Handelsexperte Marcus Diekmann zieht die logische Schlussfolgerung: „50 Prozent aller kleinen und mittleren Handelszentren sind zukünftig überflüssig. Und das ist gut so, wenn wir die Situation als Chance zu einer echten Veränderung begreifen.“ Abgesehen vom der Nahversorgung braucht ein lebenswertes und lebendiges Zentrum nicht zwangsläufig einen klassischen Handel, so Diekmanns Einschätzung. Die Kommunen könne sich stattdessen auf die eigenen Stärken besinnen: Nähe, Zusammenhalt, Natur, günstigere Grundstücke und Mietpreise und den liebenswerten Charme der Klein- und Mittelorte.

Mehr Leben im Zentrum bringt großartige Konzepte zurück

Diekmanns Faustformel lautet: Kommt Leben zurück ins Zentrum, kommen im nächsten Schritt auch wieder individuelle und großartige Handelskonzepte zurück. Er fordert dafür die rechtlichen und politischen Rahmenbedingungen: „Warum ist es immer noch nicht zulässig, in Handelsimmobilien zu leben? Wäre das möglich, könnte man beispielsweise Ladenlokale in Wohnraum oder Büros umfunktionieren.“. In brachliegenden Immobilien können dann Coworking Flächen, Gastronomie, Sport, Bibliotheken, Jugendzentren oder Kunst- und Kulturstätten entstehen. Zeitgleich Spielplätze in das Zentrum integriert und mehr Veranstaltungen und größere Märkte in der Stadt angeboten werden.

Struktureller Wandlungsprozess

Doch es braucht nicht nur gesellschaftspolitische und wirtschaftliche Rahmenbedingungen, sondern zuallererst ein radikales Umdenken und vor allem eine überregionale Abstimmung. Diejenigen Kommunen, die strukturell die Bedingungen erfüllen, weiterhin als Einkaufszentren zu bestehen, bauen ihren Handel innovativ aus und werden dabei von ihren Nachbar-Kommunen unterstützt, statt sich auch noch gegenseitig die verbleibenden Umsätze zu kannibalisieren.

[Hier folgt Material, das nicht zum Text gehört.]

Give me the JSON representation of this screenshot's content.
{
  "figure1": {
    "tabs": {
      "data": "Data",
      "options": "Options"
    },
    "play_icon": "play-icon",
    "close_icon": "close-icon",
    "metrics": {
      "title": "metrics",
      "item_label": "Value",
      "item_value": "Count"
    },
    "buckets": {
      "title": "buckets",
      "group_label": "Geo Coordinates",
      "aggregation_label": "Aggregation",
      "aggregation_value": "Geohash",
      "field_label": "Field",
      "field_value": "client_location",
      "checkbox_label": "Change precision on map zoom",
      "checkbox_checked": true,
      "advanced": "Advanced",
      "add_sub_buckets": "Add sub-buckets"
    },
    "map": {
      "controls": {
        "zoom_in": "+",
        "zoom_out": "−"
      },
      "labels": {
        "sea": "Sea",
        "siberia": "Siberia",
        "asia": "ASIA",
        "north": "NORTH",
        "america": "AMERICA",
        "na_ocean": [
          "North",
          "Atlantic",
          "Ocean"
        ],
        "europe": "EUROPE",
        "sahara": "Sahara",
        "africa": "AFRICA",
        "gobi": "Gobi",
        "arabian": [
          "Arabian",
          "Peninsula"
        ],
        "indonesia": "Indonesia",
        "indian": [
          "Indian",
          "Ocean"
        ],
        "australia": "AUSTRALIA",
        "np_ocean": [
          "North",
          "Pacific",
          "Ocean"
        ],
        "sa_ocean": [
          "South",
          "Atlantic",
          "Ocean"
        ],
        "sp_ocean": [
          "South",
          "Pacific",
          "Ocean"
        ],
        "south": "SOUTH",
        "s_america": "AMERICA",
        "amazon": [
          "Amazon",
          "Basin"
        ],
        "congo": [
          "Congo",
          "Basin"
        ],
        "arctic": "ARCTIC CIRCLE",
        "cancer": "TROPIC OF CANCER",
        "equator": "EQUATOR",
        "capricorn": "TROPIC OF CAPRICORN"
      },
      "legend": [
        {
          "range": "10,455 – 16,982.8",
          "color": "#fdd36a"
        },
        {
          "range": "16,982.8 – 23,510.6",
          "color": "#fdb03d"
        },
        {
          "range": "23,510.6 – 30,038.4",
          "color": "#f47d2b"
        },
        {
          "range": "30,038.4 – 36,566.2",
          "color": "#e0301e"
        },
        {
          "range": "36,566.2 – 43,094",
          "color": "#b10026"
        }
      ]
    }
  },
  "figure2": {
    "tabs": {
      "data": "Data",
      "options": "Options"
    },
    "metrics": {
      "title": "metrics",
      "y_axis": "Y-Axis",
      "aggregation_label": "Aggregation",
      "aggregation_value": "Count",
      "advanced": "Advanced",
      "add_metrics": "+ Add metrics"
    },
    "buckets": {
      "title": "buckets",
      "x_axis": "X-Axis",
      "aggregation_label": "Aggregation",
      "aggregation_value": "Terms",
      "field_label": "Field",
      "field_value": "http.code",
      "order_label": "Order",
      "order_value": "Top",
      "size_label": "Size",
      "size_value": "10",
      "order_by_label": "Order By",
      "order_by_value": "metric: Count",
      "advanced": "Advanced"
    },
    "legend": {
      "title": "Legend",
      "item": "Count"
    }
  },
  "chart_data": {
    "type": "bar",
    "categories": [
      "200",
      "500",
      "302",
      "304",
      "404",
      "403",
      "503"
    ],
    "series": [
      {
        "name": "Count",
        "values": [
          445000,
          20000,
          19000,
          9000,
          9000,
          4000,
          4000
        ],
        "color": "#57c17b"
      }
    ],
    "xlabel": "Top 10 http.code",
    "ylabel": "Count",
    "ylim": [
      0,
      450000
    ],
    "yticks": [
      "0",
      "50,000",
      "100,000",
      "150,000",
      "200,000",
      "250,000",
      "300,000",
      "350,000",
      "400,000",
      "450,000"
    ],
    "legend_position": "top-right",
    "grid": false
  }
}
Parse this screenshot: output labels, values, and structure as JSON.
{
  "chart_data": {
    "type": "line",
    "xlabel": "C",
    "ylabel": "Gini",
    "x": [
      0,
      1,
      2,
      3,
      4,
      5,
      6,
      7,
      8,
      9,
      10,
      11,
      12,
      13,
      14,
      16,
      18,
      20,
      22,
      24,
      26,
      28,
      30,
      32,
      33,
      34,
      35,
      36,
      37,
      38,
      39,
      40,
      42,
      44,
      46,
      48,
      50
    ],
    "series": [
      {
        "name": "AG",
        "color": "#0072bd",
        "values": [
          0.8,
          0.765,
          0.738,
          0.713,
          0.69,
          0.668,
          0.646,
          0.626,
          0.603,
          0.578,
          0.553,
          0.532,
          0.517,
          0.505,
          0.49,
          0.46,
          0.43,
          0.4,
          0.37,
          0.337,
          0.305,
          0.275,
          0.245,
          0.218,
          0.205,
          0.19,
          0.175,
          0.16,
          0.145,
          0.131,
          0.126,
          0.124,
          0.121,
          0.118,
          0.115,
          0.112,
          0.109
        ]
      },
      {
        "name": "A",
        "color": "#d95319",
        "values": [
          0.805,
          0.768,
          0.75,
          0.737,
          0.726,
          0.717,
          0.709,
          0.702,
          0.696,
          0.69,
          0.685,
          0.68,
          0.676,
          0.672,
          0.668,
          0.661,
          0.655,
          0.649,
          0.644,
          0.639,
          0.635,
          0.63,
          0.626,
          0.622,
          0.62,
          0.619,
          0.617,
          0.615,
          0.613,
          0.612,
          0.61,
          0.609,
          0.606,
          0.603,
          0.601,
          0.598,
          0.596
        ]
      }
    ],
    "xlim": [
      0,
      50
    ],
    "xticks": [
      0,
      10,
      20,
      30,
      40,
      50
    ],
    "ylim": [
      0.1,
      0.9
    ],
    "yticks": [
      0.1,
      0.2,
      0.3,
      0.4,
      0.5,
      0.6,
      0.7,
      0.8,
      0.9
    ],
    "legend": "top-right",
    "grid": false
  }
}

Die anderen Kommunen begreifen das als Chance, sich völlig neu zu erfinden. Am Ende dieses Wandlungsprozesses sollten Klein- und Mittelzentren stehen, in denen sich die Menschen wieder gerne zum Wohnen, Arbeiten, für die Gemeinschaft, für Aktivitäten und zum gegenseitigen Austausch aufhalten. Dafür müssten Kommunen, Kulturschaffende, Immobilieneigentümer und Bürger gemeinsam ein Konzept entwickeln, was ihr Zentrum unverwechselbar macht.

Über Marcus Diekmann

Marcus Diekmann ist Mit-Gesellschafter und Beirat des mittelständischen Fahrradhändlers Rose Bikes. Als Handelsexperte berät er Unternehmen bei der digitalen Transformation. In der Coronakrise hat er die Initiative „Händler helfen Händlern“ gegründet mit mittlerweile mehr als 4700 Mitgliedern.